The insider view: “The government has done a tremendous job controlling the Covid cases in India. Particularly with the kind of population we have, it’s remarkable,” says Devang Sampat, CEO at exhibitor Cinepolis. “Now is a good time to go back to normal.” Read Tom’s full feature.
🌶️ Hot one of the week: Fresh off her Golden Globe and SAG nominations for The Crown, we revealed that Gillian Anderson will next star in Lionsgate and director Marc Forster’s White Bird: A Wonder Story, which will begin production in the Czech Republic later this month. Andreas Wiseman had the scoop.
🍿 International box office: Soul led the charge with $9.3M in 13 markets amid scant drops in both Russia and Korea. This brings the Pixar film’s offshore total to $85.2M. Nancy has the details.
📈 Going up: It’s A Sin has become Channel 4’s most-binged new series ever after racking up 6.5M views on streamer All 4. It also helped All 4 to historic high streaming in January. The show debuts on HBO Max on February 18.
🏆 Awards news: Siân Heder’s Coda (pictured), which we first told you was swooped up by Apple for $25M, won big at the Sundance Film Festival awards. It scooped the U.S. Grand Jury Prize, U.S. Dramatic Audience Award, and a Special Jury Ensemble Cast. Anthony D’Alessandro has the full winners.
🚚 On the move: Channel 4 documentaries commissioner Fozia Khan has joined Amazon Prime Video unscripted team in the UK. She will report to head of unscripted Dan Grabiner. More here.
🎦 Trailer dash: Here’s the first clip of Sundance Film Festival drama Luzzu, the first Maltese feature to compete in a major international festival. It is produced by acclaimed filmmaker Ramin Bahrani (The White Tiger). Watch here.
📺 One to watch: News of The World drops on Netflix next Wednesday, February 10. The film reunites Captain Phillips duo Paul Greengrass and Tom Hanks for a post-Civil War story. Our chief film critic Pete Hammond calls it a “towering piece of moviemaking.” Watch his review here.
Unexpected news: We loved Emily In Paris writer Deborah Copaken’s truly pandemic-era description of being told that her show had been nominated for a Golden Globe.
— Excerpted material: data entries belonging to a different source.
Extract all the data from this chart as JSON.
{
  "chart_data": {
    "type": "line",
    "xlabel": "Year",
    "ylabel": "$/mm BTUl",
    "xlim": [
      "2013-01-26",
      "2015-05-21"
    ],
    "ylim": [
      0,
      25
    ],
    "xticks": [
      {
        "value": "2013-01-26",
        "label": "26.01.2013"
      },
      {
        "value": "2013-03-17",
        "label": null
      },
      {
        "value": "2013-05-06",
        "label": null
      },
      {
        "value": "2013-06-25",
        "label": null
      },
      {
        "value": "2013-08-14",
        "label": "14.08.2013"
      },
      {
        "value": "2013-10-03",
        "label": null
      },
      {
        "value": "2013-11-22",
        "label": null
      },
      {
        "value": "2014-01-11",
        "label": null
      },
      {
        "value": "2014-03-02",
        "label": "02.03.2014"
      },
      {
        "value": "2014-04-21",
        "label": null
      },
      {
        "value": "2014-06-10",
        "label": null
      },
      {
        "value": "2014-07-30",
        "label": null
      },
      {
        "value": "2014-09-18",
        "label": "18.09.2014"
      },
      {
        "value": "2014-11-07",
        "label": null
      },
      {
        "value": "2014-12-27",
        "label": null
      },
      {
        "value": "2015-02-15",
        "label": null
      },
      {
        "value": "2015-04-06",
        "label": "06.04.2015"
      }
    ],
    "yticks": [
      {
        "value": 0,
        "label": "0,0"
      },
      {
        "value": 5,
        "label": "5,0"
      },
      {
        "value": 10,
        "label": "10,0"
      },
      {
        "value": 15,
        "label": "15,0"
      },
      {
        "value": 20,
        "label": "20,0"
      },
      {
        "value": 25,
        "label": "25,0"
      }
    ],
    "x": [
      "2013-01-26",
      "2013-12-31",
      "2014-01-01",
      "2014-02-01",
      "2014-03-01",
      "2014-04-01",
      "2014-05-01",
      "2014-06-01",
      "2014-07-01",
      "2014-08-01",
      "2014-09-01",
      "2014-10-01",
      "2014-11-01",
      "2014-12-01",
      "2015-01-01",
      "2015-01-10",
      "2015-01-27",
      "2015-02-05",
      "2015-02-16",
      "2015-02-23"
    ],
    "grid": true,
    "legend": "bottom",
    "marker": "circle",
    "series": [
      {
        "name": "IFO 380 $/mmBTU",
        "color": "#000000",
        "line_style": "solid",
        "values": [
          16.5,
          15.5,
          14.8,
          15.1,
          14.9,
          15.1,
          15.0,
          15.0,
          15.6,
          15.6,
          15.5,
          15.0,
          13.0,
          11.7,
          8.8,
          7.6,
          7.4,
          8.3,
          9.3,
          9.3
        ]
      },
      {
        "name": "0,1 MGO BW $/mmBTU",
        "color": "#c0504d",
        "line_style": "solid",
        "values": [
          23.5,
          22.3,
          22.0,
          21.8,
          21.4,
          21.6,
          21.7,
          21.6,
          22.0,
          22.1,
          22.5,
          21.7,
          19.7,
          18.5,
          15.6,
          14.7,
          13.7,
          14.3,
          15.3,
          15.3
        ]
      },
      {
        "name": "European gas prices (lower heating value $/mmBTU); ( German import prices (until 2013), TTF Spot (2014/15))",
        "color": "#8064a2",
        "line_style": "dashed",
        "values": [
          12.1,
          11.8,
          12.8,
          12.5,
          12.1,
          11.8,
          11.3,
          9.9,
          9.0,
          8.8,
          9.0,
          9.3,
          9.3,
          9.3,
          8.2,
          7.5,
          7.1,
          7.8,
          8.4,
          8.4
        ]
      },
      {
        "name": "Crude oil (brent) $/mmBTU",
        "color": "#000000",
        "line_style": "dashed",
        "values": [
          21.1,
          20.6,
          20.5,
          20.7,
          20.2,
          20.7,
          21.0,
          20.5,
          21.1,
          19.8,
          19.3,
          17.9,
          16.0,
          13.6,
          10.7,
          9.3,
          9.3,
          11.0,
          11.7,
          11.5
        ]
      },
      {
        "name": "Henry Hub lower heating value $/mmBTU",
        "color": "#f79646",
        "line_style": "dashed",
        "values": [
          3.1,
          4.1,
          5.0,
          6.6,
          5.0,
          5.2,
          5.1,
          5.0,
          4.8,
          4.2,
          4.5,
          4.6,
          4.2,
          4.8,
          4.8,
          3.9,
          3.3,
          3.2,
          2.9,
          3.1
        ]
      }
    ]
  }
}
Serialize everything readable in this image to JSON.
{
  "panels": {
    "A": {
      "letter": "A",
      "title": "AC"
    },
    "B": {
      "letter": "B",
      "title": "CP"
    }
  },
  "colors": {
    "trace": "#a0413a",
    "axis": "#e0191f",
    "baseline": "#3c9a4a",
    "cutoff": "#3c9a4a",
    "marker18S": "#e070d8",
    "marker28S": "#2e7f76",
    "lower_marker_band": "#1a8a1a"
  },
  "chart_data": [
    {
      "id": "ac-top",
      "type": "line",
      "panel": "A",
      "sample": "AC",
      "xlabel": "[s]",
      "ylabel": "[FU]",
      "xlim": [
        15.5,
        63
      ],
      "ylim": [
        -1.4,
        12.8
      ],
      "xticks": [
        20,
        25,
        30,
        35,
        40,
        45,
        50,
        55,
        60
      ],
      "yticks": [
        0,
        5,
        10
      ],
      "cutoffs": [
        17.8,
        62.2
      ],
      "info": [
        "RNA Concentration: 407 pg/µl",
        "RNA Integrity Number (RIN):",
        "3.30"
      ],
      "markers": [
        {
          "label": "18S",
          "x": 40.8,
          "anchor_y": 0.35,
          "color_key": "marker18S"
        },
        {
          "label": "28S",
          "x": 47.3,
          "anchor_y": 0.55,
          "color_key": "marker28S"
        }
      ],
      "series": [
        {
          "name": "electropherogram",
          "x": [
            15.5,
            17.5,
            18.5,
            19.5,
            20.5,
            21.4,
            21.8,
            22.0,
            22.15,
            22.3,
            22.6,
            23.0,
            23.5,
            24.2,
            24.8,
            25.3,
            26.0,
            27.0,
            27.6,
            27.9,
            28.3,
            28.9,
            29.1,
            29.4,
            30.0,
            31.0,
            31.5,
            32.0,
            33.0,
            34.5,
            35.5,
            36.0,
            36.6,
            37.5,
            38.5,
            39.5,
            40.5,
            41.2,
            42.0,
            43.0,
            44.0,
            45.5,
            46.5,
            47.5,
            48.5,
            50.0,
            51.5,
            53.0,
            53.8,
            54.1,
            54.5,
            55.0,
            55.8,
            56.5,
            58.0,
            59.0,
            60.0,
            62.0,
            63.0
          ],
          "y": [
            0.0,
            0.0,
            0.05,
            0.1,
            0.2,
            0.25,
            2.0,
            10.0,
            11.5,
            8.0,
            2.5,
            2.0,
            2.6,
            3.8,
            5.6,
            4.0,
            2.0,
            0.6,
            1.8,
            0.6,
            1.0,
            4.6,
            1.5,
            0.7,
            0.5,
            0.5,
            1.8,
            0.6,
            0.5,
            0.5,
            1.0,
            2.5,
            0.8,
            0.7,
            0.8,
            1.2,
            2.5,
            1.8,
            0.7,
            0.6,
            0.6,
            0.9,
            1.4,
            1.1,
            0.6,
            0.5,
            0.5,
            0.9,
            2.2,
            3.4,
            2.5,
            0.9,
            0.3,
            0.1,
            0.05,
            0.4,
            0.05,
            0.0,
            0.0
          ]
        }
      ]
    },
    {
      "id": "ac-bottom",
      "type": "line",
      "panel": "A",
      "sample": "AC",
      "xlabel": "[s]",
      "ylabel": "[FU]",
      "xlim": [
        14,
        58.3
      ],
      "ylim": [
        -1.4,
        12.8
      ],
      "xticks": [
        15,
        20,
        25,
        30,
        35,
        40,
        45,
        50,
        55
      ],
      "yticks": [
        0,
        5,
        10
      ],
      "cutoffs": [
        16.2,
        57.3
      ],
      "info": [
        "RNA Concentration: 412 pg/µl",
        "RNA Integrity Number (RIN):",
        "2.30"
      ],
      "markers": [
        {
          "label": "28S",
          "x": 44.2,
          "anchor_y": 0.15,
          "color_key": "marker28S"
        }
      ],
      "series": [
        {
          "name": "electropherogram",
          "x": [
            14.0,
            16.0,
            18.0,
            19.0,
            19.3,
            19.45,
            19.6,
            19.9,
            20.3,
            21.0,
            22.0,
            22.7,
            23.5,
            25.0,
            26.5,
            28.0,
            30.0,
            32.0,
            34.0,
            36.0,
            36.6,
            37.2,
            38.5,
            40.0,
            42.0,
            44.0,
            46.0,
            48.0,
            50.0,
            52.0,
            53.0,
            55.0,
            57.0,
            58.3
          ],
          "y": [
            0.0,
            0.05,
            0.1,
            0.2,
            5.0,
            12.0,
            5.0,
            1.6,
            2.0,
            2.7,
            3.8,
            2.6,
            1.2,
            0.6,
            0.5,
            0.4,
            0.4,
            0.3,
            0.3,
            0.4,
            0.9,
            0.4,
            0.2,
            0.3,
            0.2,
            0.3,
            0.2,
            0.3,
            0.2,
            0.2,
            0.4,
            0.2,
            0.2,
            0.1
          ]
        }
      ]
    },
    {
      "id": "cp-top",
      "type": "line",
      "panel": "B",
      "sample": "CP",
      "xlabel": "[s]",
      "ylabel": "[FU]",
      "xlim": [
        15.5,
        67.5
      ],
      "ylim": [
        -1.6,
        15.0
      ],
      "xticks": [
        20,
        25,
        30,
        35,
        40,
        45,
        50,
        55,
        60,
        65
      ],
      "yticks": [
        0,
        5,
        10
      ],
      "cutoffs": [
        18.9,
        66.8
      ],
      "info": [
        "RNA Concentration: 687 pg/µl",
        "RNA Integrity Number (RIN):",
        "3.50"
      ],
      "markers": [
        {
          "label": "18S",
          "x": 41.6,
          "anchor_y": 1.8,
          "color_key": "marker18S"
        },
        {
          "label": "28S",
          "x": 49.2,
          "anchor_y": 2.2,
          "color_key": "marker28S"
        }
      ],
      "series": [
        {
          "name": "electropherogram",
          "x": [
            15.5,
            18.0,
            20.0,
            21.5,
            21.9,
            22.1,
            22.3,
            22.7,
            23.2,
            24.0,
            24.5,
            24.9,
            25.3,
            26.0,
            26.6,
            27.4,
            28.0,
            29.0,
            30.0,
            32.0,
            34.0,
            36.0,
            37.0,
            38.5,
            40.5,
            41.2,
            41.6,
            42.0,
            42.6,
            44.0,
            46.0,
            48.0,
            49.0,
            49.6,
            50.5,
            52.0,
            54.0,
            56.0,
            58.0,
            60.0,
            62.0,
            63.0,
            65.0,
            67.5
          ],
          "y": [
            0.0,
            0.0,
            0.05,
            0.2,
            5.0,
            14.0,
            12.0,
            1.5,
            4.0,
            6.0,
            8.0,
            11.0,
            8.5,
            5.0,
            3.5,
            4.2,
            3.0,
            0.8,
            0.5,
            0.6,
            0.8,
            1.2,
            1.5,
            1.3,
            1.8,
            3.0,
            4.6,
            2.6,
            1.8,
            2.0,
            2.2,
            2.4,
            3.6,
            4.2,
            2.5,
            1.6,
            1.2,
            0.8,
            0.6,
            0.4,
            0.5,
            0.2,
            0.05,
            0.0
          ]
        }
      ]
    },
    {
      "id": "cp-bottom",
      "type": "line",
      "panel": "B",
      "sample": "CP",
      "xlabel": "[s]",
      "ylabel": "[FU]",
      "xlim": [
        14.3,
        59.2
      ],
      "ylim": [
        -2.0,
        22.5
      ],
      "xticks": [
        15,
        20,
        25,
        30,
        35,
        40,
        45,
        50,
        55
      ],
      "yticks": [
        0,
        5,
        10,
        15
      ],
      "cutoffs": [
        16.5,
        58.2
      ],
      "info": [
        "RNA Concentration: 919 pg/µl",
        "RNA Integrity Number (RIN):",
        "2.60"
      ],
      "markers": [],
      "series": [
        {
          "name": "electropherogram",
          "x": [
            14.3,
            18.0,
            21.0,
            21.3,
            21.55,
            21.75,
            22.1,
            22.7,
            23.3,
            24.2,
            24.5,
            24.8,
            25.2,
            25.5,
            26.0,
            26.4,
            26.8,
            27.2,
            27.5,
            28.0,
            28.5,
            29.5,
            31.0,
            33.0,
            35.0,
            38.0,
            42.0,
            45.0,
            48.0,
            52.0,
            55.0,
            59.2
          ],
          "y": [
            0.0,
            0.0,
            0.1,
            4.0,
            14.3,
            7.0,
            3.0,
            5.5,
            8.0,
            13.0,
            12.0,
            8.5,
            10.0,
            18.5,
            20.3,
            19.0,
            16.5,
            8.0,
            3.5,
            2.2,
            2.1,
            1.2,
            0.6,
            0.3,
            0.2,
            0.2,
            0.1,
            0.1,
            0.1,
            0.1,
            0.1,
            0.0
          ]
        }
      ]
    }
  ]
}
Totally unaware that the Globes were unveiling noms on Wednesday, Copaken was busy spooning down whipped cream while simultaneously shirking a YouTube yoga workout, when the phone rang. It was her mother with the news that Emily In Paris had been nominated for “best whatever.” Writing in The Guardian, Copaken said she had to Google the news twice to check that her Mom’s Covid-19 vaccine hadn’t “messed with her head.” Congrats to Copaken and the Emily In Paris team.
Andreas Wiseman and Tom Grater contributed to International Insider.